Both George Langill, head of the Royal Ottawa Hospital, and
Glenn
Thompson, the executive director of the Ontario division of the
Canadian
Mental Health Association, agree that community-based care is
the way to
go. Mental illness is rarely acute, says Mr. Thompson -- unlike
a broken leg,
it doesn't get better in time. Most patients go through cycles
of illness, getting
better and worse throughout their lives.
Mr. Thompson says mental illness is bad enough without having
physical
separation from the ordinary world reinforced by mental
alienation. Patients
simply do better when they can be supported by family and
friends in their
own homes.
It make sense financially, too. Mr. Thompson says a day in a
psychiatric
hospital costs $550 to $600, while Mr. Langill estimates it
more
conservatively at $250 to $450, depending on the level of care
required.
There are no hard accounting numbers on community-based
treatment; Mr.
Thompson says it can cost as little as $75 a day, while Mr.
Langill says the
cost could be comparable to hospital-based care. Even if Mr.
Langill's right
about that, paying the same money for a system that works
better makes
sense.
But there's a problem. Ontario's mental health-care system is
still focused on
treating people in hospitals. The Harris government is
committed to changing
that, but has been slow in actually making the change happen.
As is often the
case, the expense is getting in the way.
Psychiatric hospital beds can't be closed until the
community-treatment
system is in place to assist the people who will be released.
That means
carrying both the hospital-based system and the community-based
system on
the provincial budget for some crucial transition years.
Estimates of the
startup cost for the community system range between $400
million and $600
million, and even Ms. Witmer's estimate --which Mr. Thompson
and Mr.
Langill unequivocally say are too high -- is that only $260
million or so has
been put into the pot.
Mr. Thompson says $240 million is still needed to set up
community-based
treatment, and $250 million more has to go to ancillary
services like housing
and employment aid, to make sure newly released patients can
make the
transition to independent life. They need distinctly unexciting
things like
"clubhouses" where they can meet for support.
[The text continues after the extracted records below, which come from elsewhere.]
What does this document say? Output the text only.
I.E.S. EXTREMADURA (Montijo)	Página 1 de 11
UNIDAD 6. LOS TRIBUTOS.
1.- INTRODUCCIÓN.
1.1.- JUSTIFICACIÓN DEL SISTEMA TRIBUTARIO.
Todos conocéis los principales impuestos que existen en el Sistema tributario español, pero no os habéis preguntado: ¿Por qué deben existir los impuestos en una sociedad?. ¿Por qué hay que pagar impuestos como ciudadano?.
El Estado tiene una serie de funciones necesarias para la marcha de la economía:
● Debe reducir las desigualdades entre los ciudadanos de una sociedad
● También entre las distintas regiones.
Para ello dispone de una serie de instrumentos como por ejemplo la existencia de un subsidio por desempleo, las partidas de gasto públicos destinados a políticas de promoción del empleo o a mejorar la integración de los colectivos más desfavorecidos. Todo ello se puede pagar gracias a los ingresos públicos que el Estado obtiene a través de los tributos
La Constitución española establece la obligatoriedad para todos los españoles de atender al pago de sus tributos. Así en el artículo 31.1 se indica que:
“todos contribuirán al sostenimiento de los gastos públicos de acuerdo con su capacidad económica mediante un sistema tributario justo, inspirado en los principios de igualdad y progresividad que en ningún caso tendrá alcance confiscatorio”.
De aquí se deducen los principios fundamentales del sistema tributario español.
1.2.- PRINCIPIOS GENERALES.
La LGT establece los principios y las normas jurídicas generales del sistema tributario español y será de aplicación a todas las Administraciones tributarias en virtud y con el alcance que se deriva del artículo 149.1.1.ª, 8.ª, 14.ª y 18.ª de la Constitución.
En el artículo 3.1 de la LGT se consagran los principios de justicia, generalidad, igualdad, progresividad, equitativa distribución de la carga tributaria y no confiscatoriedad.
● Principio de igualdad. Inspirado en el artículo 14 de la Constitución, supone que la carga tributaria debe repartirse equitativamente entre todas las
Thus far, the government has spent the most money on "assertive
community
treatment teams," which handle patients who tend to resist
psychiatric
treatment, and exceptional-care programs, which help patients
through
crises. These are undeniably important, but aren't the heart of
a
community-based approach to treating mental illness. The
Ministry of Health
says the pace of reform is slow simply because enhancements
take time to
be done right. And yet a number of psychiatric hospitals,
including one in
Brockville, are slated to close, or be retooled for different
purposes, within
the next few years. If housing, employment, and similar
services aren't up
and running in time, disaster could result. Mr. Langill lauds
Ms. Witmer's
caution, but the clock is still ticking.
Ms. Witmer's heart seems to be in the right place. Her
intentions have to be
supported by the courage to spend money where it's needed.